As the majority opinion has emphasized, the monetary damages to plaintiff will be paid, not by the deceased tortfeasor, but by an insurance carrier. This observation, carried to its logical extension, would substantially diminish the concept linking fault and monetary responsibility for damages in most tort claims. Be that as it may, the danger that the cost of such accidents, borne by insurance carriers, would be passed on to the general public in the form of greater premiums is unsupported by data evincing a high frequency of religious refusals to accept certain medical care. In fact, one commentator has come to the conclusion that this type of case "is sufficiently rare that [the] hypothetical costs [posed] to society [are] negligible” (Pomeroy, op. cit., at 1140).

In sum, to have the leasing company and insurance carrier reimburse this plaintiff for the loss she has suffered is in accord with First Amendment requirements2 that "Congress shall make no law respecting an establishment of religion, or prohibiting the free exercise thereof’, which applies to both State legislative and judicial action (see, National Assn. for Advancement of Colored People v Alabama, 357 US 449, 463).
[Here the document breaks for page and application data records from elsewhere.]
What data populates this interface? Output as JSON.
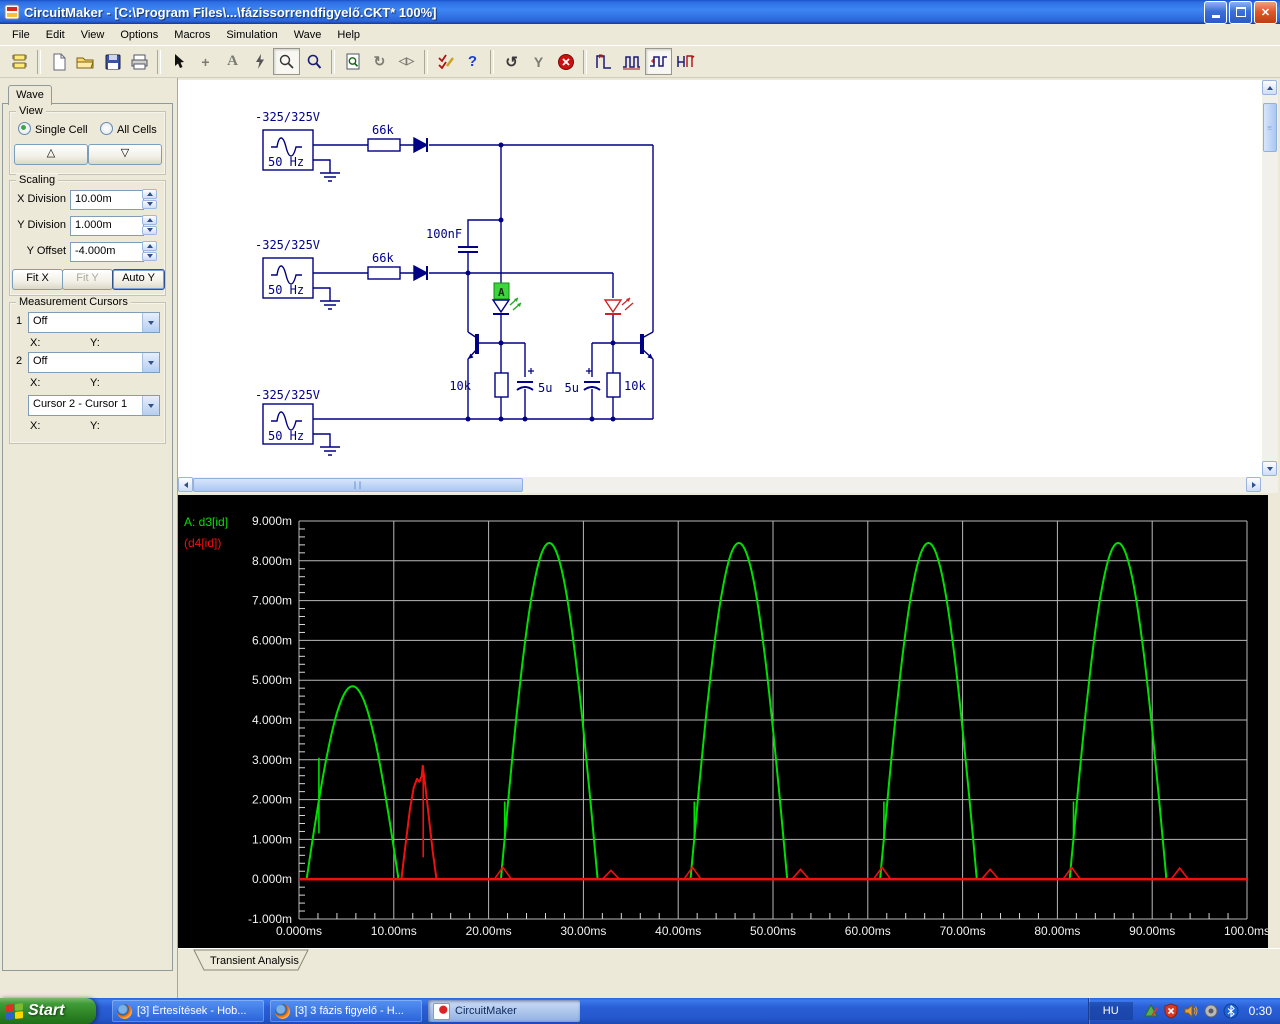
{
  "window": {
    "title": "CircuitMaker - [C:\\Program Files\\...\\fázissorrendfigyelő.CKT* 100%]"
  },
  "menu": {
    "items": [
      "File",
      "Edit",
      "View",
      "Options",
      "Macros",
      "Simulation",
      "Wave",
      "Help"
    ]
  },
  "toolbar": {
    "glyphs": {
      "wire": "+",
      "text": "A",
      "rotate": "↻",
      "flip": "◁▷",
      "help": "?",
      "undo": "↺",
      "wrench": "Y"
    }
  },
  "wave_panel": {
    "tab_label": "Wave",
    "view": {
      "legend": "View",
      "single_cell": "Single Cell",
      "all_cells": "All Cells",
      "up_glyph": "△",
      "down_glyph": "▽"
    },
    "scaling": {
      "legend": "Scaling",
      "x_division_label": "X Division",
      "x_division_value": "10.00m",
      "y_division_label": "Y Division",
      "y_division_value": "1.000m",
      "y_offset_label": "Y Offset",
      "y_offset_value": "-4.000m",
      "fit_x": "Fit X",
      "fit_y": "Fit Y",
      "auto_y": "Auto Y"
    },
    "cursors": {
      "legend": "Measurement Cursors",
      "row1_num": "1",
      "row1_value": "Off",
      "row2_num": "2",
      "row2_value": "Off",
      "diff_value": "Cursor 2 - Cursor 1",
      "x_label": "X:",
      "y_label": "Y:"
    }
  },
  "schematic": {
    "source_label": "-325/325V",
    "source_freq": "50 Hz",
    "r_series": "66k",
    "c_coupling": "100nF",
    "r_load": "10k",
    "c_filter": "5u",
    "probe_label": "A",
    "wire_color": "#000084"
  },
  "chart_data": {
    "type": "line",
    "title": "Transient Analysis",
    "x_unit": "ms",
    "y_unit": "m",
    "xlim": [
      0,
      100
    ],
    "ylim": [
      -1,
      9
    ],
    "x_ticks": [
      "0.000ms",
      "10.00ms",
      "20.00ms",
      "30.00ms",
      "40.00ms",
      "50.00ms",
      "60.00ms",
      "70.00ms",
      "80.00ms",
      "90.00ms",
      "100.0ms"
    ],
    "y_ticks": [
      "9.000m",
      "8.000m",
      "7.000m",
      "6.000m",
      "5.000m",
      "4.000m",
      "3.000m",
      "2.000m",
      "1.000m",
      "0.000m",
      "-1.000m"
    ],
    "x_minor_step": 2,
    "y_minor_step": 0.2,
    "background": "#000000",
    "grid_color": "#b9b9b9",
    "series": [
      {
        "name": "A: d3[id]",
        "color": "#00e000",
        "shape": "half_sine_humps_ms_mA",
        "humps": [
          {
            "start": 0.8,
            "end": 10.5,
            "peak": 4.85
          },
          {
            "start": 21.3,
            "end": 31.5,
            "peak": 8.45
          },
          {
            "start": 41.3,
            "end": 51.5,
            "peak": 8.45
          },
          {
            "start": 61.3,
            "end": 71.5,
            "peak": 8.45
          },
          {
            "start": 81.3,
            "end": 91.5,
            "peak": 8.45
          }
        ],
        "glitches": [
          {
            "x": 2.1,
            "y1": 3.05,
            "y2": 1.15
          },
          {
            "x": 21.7,
            "y1": 1.95,
            "y2": 0.95
          },
          {
            "x": 41.7,
            "y1": 1.95,
            "y2": 0.95
          },
          {
            "x": 61.7,
            "y1": 1.95,
            "y2": 0.95
          },
          {
            "x": 81.7,
            "y1": 1.95,
            "y2": 0.95
          }
        ]
      },
      {
        "name": "(d4[id])",
        "color": "#ee1111",
        "baseline": 0,
        "points": [
          [
            10.8,
            0
          ],
          [
            11.2,
            0.8
          ],
          [
            11.7,
            1.75
          ],
          [
            12.1,
            2.3
          ],
          [
            12.45,
            2.52
          ],
          [
            12.7,
            2.45
          ],
          [
            12.95,
            2.6
          ],
          [
            13.05,
            2.85
          ],
          [
            13.3,
            2.4
          ],
          [
            13.7,
            1.55
          ],
          [
            14.1,
            0.7
          ],
          [
            14.5,
            0
          ]
        ],
        "glitch": {
          "x": 13.1,
          "y1": 2.85,
          "y2": 0.55
        },
        "blips": [
          {
            "x": 21.5,
            "h": 0.3
          },
          {
            "x": 32.9,
            "h": 0.22
          },
          {
            "x": 41.5,
            "h": 0.3
          },
          {
            "x": 52.9,
            "h": 0.25
          },
          {
            "x": 61.5,
            "h": 0.3
          },
          {
            "x": 72.9,
            "h": 0.25
          },
          {
            "x": 81.5,
            "h": 0.3
          },
          {
            "x": 92.9,
            "h": 0.28
          }
        ]
      }
    ]
  },
  "result_tab": {
    "label": "Transient Analysis"
  },
  "taskbar": {
    "start_label": "Start",
    "tasks": [
      {
        "label": "[3] Értesítések - Hob...",
        "icon": "firefox",
        "active": false
      },
      {
        "label": "[3] 3 fázis figyelő - H...",
        "icon": "firefox",
        "active": false
      },
      {
        "label": "CircuitMaker",
        "icon": "circuitmaker",
        "active": true
      }
    ],
    "tray": {
      "language": "HU",
      "time": "0:30"
    }
  }
}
It is also in conformity with the more broadly drafted article I (§ 3) of the New York Constitution, which guarantees all State citizens "free exercise and enjoyment of religious profession and worship, without discrimination or preference”; as well as article I (§ 11), which directs that "[n]o person shall, because of * * * creed or religion, be subjected to any discrimination in his civil rights by any other person or by any firm, corporation, *563or institution, or by the state or any agency or subdivision of the state.”

This plaintiff should not be subjected to the intrusiveness and indignity of having the reasonableness of her religious beliefs examined and determined by a jury. This basic protection is afforded her by not one, but two constitutions.

Motion seeking leave to file amicus curiae brief on behalf of American Jewish Congress granted.

Nardelli and Tom, JJ., concur with Wallach, J.; Rosenberger, J. P., dissents in a separate opinion.

Judgment of Supreme Court, New York County, entered November 13, 1995, reversed, on the law and the facts, without costs, and the matter remanded for new trial on damages alone. Motion seeking leave to file amicus curiae brief on behalf of American Jewish Congress granted.

. See, Friedman v State of New York, 54 Misc 2d 448, mod on other grounds 31 AD2d 992 (orthodox Jewish woman not contributorily negligent for jumping out of a negligently abandoned chairlift rather than remaining after dark with a man to whom she was not married).

. The First Amendment is made applicable to the States through the Fourteenth Amendment (Cantwell v Connecticut, 310 US 296).